Indeed, many programmes have had difficulty keeping tuberculin for the tests in stock, nurses have to be trained on how to correctly interpret the result (especially in people with HIV), and people have to return to the clinic within a few days to have it read —which can be a challenge in settings where the clinic is far away, transport is limited, and people have to work to survive and can’t spend much time going to, and waiting in, a busy clinic. In fact, data suggest at least a quarter never come back for their readings — which means that many people who could benefit never come back for treatment. This is why WHO currently recommends that IPT be given to everyone with HIV if they live in a setting with a very high burden of TB.
“Tuberculin (for the TSTs) needs a cold chain and refrigeration. With HIV care and treatment being decentralised into the most peripheral facilities, how are we going to reconcile that?” said Dr Getahun.
“TST is a real barrier to the implementation of IPT,” agreed Professor Churchyard. “In South Africa, as an example, we had absolutely negligible IPT uptake when we had TST as a criteria for enrolling. A year ago, we took IPT out of the revised guidelines, which have now been rolled out and in the last year the number of people put on IPT has tripled.”
Requiring TSTs will mean more expense, training and supervision — and could simply become the new excuse not to offer IPT.

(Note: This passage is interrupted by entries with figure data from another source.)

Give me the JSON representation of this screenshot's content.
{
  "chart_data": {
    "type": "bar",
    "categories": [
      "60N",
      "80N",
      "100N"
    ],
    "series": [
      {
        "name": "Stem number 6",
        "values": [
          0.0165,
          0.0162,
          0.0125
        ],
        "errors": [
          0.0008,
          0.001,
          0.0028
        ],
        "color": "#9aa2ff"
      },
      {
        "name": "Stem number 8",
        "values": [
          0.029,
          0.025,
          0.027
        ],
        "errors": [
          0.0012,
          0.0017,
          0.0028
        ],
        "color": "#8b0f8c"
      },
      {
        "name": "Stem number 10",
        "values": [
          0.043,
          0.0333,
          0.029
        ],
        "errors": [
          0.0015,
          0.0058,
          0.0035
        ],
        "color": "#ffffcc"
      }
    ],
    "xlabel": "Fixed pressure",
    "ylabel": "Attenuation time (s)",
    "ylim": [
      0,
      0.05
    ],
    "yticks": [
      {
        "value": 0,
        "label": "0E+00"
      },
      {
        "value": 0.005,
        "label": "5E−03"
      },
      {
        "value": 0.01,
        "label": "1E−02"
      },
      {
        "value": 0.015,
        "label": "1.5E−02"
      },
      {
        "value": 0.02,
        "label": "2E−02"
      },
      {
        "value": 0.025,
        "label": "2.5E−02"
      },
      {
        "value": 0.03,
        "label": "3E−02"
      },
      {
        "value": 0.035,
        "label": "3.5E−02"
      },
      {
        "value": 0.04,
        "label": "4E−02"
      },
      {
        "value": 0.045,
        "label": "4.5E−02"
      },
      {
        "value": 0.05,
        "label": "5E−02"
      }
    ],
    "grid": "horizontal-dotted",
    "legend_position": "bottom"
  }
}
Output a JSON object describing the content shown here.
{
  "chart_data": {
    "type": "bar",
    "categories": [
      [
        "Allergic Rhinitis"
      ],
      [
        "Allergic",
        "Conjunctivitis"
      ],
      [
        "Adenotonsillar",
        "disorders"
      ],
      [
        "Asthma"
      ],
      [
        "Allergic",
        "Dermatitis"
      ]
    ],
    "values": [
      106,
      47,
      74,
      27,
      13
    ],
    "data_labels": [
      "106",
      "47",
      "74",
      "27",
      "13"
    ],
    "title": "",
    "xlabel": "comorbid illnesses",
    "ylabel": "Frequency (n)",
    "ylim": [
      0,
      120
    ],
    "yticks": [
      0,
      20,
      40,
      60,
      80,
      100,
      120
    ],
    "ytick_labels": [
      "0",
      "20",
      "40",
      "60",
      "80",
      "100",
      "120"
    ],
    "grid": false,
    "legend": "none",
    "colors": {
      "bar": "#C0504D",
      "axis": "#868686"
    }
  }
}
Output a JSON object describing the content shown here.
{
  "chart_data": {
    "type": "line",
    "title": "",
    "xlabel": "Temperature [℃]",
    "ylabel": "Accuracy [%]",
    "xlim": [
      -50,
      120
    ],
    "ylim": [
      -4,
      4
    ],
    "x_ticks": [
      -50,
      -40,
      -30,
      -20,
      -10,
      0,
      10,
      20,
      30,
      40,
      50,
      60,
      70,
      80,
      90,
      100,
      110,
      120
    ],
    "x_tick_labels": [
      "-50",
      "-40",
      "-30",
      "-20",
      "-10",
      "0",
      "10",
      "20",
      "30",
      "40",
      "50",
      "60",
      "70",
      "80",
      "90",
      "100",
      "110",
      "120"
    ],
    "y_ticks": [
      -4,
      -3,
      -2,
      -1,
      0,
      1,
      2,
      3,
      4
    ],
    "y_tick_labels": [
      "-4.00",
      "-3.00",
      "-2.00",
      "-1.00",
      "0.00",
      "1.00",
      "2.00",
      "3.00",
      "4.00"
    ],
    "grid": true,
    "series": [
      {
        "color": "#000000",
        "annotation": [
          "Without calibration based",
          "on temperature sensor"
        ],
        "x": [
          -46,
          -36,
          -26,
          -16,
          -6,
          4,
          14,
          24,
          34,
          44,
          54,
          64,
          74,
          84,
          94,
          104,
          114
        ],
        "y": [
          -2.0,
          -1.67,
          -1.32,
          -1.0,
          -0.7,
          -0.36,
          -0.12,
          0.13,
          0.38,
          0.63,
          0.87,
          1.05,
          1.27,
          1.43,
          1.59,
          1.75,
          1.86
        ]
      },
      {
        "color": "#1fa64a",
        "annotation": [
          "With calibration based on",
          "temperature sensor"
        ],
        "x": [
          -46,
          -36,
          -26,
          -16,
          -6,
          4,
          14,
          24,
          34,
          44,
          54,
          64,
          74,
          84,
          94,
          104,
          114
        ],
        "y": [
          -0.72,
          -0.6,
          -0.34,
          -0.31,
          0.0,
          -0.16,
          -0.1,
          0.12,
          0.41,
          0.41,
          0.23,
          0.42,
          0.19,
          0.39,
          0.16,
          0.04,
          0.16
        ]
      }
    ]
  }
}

It’s a conundrum, especially for treatment advocates, who are put into the awkward situation of having to weigh the risk-benefit for the HIV community overall versus the benefit for the individual. Treating everyone would reduce the risk of TB by around 56% (marginally higher than the benefit offered by ART in the study) — but it would also result in treating three quarters of the population unnecessarily, and placing them at risk of toxicity. Perhaps that choice (preferably informed) ought to be left up to each individual.
References
[1] Quigley MA et al. Long-term effect of preventive therapy for tuberculosis in a cohort of HIV-infected Zambian adults. AIDS 15(2): 215-222, 2001.
[2] Johnson JL et al. Duration of efficacy of treatment of latent tuberculosis infection in HIV-infected adults. AIDS 15: 2137-2147, 2001.
[3] McCarthy K et al. INH prophylaxis: Lessons learned during implementation in Inner City Johannesburg: 2008. CREATE Three I’s symposium, 4th South African AIDS Conference, Durban, South Africa, 2009.